You’re right that having a shell is the ultimate tool, and an agent with a shell seems to perform better than one without one. But, making shells safe is really damn hard; e.g. in the context of running an agent on behalf of a SaaS customer in your AWS environment. For now some companies are accepting the performance/security tradeoff of disabling the shell and focusing on specialized tools.

Remember: jq can always be a tool (MCP or otherwise). In this way you can allowlist specific CLI programs and give them to the agent via tools. Making python a tool is more difficult; that would have all of the same RCE injection issues that the shell would have.

There are isolation stacks that help make “running an agent with a shell on behalf of a customer in the cloud” possible. It’s just very risky. There’s a thousand attack vectors, and to a very real degree companies that are getting to this point are re-thinking their cloud infrastructure and architecture from first principals.

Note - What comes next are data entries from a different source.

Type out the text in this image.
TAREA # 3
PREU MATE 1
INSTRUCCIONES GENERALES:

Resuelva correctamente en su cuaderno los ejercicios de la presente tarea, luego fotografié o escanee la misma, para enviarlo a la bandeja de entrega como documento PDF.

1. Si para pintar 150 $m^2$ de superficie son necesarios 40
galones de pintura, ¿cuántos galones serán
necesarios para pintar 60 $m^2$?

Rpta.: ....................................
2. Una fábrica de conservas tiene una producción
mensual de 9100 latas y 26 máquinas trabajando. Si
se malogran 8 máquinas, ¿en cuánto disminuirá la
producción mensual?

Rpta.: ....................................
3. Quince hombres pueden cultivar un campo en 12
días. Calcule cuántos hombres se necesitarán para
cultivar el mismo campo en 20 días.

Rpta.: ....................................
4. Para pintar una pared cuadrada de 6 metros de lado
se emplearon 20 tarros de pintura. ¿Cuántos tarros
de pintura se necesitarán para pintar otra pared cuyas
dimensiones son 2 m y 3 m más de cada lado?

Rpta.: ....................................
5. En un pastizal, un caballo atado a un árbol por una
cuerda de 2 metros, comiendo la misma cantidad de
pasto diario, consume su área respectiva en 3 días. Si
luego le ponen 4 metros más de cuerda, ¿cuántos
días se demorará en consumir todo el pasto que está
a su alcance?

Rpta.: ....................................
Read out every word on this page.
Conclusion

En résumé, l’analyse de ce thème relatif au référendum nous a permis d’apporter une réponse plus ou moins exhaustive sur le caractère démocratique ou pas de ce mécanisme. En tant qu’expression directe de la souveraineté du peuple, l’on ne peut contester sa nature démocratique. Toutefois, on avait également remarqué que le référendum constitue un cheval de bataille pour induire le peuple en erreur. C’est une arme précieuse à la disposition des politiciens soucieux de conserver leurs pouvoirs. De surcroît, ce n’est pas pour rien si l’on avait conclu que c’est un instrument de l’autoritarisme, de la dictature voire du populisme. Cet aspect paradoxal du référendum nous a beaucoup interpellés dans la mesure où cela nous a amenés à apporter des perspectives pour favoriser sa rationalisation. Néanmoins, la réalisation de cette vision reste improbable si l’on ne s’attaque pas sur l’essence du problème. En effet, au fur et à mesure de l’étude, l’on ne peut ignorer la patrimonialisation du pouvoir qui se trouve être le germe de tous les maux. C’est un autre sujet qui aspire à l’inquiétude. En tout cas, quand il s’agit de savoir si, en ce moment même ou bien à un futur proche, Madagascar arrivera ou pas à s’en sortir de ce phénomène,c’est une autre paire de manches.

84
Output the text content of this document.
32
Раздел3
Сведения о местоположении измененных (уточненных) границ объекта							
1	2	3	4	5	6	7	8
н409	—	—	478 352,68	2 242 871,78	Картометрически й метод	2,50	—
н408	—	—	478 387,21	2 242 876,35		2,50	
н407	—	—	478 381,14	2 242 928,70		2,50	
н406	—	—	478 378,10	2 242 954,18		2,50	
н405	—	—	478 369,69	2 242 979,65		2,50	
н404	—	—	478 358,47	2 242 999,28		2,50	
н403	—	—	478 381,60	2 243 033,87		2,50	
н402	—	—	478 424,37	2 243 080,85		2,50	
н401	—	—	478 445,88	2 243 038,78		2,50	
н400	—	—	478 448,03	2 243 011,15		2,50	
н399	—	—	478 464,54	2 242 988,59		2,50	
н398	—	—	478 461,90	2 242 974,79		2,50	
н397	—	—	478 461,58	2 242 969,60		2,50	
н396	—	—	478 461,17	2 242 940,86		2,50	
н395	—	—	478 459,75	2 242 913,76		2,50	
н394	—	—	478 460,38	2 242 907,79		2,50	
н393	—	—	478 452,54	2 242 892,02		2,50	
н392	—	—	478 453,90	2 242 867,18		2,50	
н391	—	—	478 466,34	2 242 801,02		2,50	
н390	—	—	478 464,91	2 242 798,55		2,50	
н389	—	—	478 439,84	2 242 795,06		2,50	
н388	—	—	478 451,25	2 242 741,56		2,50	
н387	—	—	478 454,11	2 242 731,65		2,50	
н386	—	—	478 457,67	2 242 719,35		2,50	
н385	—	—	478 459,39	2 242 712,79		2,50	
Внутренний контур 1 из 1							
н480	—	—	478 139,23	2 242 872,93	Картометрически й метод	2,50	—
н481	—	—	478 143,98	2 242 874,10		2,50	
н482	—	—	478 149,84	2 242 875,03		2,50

Can an MCP provide prompts for your model to download and use CLIs (and ensure they have the right versions of those tools) in such a way that the data flows through the client side tools?

The more I read this thread the more I'm convinced that the main value of MCP is to provide a server managed release process. This is the same advantage that SaaS has over client side apps.

However MCPs couples with a client willing to run tools locally can provide the best of both worlds

>to manipulate or combine the data into a more useful format

why not build this directly into MCPs?